# Best tight high gain PCB?



## farwest1 (Jun 7, 2020)

What are your favorite tight high gain pcbs you’ve built?


----------



## Nostradoomus (Jun 7, 2020)

Tight Metal if you can find a board for it somewhere. The Friedman/Revv stuff sounds pretty good but I haven’t built any of them.


----------



## Barry (Jun 7, 2020)

The Sanguine


----------



## mstrat (Jun 7, 2020)

Barry said:


> The Sanguine


I'm building this now, and - assuming it's identically to the G4 - totally agree.


----------



## farwest1 (Jun 7, 2020)

Barry said:


> The Sanguine


is it based on the red channel of the Bogner Ecstacy?


----------



## mstrat (Jun 7, 2020)

It's the Revv G4. Not sure if _that_ is based on the bogner, though.


----------



## Robert (Jun 7, 2020)

Want to see something interesting?

Take a look at the Tyrian and Thermionic Distortion schematics side-by-side.......


----------



## farwest1 (Jun 7, 2020)

Robert said:


> Want to see something interesting?
> 
> Take a look at the Tyrian and Thermionic Distortion schematics side-by-side.......

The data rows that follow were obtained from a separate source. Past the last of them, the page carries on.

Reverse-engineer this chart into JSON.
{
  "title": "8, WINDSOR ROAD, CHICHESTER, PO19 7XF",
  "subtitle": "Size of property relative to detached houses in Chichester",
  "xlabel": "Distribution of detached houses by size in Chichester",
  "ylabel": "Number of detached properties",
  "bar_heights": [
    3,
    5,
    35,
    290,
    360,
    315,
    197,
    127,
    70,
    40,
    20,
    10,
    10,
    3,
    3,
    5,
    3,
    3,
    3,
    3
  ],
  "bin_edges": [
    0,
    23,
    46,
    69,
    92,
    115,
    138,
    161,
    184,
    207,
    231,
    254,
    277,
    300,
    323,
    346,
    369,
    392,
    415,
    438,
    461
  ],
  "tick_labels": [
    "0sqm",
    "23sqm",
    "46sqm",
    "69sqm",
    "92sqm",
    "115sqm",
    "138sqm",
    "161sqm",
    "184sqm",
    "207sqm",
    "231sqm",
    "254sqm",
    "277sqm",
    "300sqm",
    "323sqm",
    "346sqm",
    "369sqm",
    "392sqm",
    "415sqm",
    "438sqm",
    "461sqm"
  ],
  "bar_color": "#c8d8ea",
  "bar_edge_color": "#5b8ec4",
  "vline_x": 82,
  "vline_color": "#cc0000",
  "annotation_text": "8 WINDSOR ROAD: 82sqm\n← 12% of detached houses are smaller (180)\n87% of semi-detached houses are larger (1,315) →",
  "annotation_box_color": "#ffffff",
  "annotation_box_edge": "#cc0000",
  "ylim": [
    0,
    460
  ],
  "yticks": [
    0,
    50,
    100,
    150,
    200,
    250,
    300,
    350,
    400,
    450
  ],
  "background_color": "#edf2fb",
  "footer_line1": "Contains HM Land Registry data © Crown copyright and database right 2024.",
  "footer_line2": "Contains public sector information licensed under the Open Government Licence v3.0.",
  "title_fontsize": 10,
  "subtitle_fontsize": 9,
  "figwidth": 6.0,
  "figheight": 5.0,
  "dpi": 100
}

Ok, so the Sanguine is a red channel distortion based on the Revv G4 (in turn maybe based on the Bogner Ecstacy red channel.)

What is a purple channel (Tyrian)? Revv G3?


----------



## Barry (Jun 7, 2020)

farwest1 said:


> Ok, so the Sanguine is a red channel distortion based on the Revv G4 (in turn maybe based on the Bogner Ecstacy red channel.)
> 
> What is a purple channel (Tyrian)? Revv G3?


Yes and the Malachite is the Green Channel Overdrive


----------



## farwest1 (Jun 7, 2020)

Barry said:


> Yes and the Malachite is the Green Channel Overdrive


What’s the difference between red, green, purple?


----------



## Barry (Jun 7, 2020)

farwest1 said:


> What’s the difference between red, green, purple?


I haven't built the other two yet, but they all are based on Revv amp channels, the Green is an overdrive and Purple and Red high gain, look them up on Reverb, probably better descriptions there


----------



## temol (Jun 8, 2020)

No, Sanguine is not based on Bogner amp. It's based on REVV amp (Generator 120 if I'm correct).


----------